= Cherry Creek (Columbus, Ohio) =

Neighborhood on the West Side of Columbus, Ohio

Cherry Creek is a neighborhood on the West Side of Columbus, Ohio. It is a part of Lincoln Village and the Greater Hilltop. It contains the Oakbrook Manor (formally Lincoln Park) apartments and the Westview apartments. It is bounded on the east by Interstate 270, on the north by Sullivant Avenue, on the west by Norton Road, and on the south by Hall Road. It is in the ZIP code 43228. Its official area is West Columbus. Although they are technically two separate neighborhoods, Cherry Creek and Murray Hill are often considered the same neighborhood. They are only separated by Sullivant Avenue, and many people just consider the two together Cherry Creek. This is reflected by the Columbus Police Department grouping the two together as one neighborhood.

==Conveniences==
Cherry Creek is known for several things. First, the Brandenberry shopping center on the western part of the neighborhood, which includes a grocery store, and several other places. It also has its own church, the Cherry Creek Church of Christ, and its own YMCA, the Hilltop YMCA.

==Demographics==
Cherry Creek is known for being one of the most ethnically diverse neighborhoods in Columbus. The neighborhood is a mix of African Americans, Hispanics, and Caucasians.
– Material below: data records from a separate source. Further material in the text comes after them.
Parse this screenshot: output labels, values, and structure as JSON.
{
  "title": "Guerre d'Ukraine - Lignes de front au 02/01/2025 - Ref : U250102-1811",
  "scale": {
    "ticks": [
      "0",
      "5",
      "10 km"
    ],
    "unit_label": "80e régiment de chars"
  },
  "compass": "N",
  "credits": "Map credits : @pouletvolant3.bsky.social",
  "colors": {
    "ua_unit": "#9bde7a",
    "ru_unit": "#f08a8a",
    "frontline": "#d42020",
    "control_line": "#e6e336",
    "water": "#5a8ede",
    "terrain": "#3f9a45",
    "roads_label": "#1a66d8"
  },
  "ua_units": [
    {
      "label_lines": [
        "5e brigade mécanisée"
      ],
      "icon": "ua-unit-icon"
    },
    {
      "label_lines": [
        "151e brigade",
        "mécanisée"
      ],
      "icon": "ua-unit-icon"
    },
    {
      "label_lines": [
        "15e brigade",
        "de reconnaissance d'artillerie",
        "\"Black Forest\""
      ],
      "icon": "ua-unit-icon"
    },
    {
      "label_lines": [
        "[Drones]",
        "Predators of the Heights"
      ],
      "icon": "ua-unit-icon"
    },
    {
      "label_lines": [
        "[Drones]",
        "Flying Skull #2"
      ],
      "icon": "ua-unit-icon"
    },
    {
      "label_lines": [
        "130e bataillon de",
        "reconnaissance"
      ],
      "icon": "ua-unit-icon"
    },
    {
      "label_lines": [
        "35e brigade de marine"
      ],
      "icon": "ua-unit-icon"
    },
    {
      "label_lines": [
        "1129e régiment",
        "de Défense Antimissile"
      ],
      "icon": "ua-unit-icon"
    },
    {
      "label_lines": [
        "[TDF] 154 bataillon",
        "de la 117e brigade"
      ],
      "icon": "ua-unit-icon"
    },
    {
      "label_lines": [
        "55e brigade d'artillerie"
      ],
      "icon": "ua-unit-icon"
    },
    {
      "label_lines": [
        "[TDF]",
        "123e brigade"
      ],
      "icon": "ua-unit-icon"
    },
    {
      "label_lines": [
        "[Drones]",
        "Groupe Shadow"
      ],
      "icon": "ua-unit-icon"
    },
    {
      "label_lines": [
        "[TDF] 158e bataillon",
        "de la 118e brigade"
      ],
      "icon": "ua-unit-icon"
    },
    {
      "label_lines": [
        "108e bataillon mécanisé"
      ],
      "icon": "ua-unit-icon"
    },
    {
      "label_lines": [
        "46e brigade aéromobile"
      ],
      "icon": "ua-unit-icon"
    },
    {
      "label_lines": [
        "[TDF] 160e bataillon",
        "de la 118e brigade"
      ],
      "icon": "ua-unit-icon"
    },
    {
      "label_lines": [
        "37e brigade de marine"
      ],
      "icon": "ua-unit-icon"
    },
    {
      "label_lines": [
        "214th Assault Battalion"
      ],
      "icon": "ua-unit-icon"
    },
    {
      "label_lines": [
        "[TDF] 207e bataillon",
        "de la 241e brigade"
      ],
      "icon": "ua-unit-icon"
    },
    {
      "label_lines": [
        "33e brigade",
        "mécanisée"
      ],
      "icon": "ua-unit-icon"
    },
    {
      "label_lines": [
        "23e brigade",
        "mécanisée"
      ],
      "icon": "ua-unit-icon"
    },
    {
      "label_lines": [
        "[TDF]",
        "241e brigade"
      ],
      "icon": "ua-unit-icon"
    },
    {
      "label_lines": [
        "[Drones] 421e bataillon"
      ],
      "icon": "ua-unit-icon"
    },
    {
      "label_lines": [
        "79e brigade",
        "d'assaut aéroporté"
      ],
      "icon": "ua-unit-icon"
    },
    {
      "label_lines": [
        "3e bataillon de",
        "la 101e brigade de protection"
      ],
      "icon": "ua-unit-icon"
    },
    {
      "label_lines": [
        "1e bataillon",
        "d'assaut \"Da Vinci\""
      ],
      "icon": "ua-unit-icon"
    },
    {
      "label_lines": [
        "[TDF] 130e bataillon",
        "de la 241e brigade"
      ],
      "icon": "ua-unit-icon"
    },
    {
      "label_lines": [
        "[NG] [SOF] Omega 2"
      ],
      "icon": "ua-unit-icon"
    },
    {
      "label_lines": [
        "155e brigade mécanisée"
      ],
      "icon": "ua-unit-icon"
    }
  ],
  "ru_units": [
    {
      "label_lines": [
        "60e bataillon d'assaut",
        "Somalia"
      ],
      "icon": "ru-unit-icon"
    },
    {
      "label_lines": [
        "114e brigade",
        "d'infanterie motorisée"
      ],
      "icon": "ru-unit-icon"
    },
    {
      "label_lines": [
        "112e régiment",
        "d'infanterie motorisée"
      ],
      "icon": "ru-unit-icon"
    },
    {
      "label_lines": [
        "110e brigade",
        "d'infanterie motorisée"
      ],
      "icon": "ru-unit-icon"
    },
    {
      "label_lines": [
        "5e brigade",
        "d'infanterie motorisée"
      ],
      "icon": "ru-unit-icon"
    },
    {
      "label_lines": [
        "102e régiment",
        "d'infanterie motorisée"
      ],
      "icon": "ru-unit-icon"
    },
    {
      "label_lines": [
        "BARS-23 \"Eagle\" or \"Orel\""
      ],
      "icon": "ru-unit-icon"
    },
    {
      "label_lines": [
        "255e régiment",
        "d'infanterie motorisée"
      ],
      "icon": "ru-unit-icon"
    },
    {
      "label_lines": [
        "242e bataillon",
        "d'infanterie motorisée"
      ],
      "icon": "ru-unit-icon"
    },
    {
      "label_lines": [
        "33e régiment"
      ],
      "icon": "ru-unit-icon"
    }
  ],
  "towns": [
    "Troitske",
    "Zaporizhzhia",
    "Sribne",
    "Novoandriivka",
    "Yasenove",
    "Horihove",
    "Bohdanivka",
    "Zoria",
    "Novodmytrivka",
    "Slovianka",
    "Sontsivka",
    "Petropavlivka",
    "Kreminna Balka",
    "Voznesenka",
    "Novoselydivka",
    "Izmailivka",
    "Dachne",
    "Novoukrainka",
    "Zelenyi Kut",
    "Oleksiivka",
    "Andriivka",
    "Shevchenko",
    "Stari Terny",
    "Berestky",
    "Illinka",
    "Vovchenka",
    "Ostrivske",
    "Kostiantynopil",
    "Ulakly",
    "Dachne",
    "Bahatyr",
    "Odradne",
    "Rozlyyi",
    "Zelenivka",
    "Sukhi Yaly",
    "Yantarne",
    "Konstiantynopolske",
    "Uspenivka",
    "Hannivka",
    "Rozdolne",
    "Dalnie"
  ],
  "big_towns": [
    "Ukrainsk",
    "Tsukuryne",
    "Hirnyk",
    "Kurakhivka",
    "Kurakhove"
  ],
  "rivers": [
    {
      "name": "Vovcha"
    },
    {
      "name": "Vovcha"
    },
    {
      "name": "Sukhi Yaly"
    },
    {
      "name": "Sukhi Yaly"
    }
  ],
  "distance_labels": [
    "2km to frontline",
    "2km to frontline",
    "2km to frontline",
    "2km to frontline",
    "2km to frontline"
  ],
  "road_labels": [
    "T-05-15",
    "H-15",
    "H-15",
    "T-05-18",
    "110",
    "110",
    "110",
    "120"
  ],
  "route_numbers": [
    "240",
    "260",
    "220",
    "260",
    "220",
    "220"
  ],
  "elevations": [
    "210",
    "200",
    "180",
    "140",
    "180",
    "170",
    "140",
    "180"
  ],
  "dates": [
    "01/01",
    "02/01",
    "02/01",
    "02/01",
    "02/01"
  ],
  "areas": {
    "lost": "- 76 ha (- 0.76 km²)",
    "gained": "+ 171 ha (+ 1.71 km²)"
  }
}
School-district statistics from Stiles Elementary, the school that serves the Cherry Creek-Murray Hill neighborhood, reflect this, showing that the area's population is 45% White, 26% Hispanic, 24% African-American, and 5% mixed races.

The same school statistics also show that 79% of those in the neighborhood live in poverty and that, during the 2005-2006 school year, 31% of the area's school-aged children could not speak English.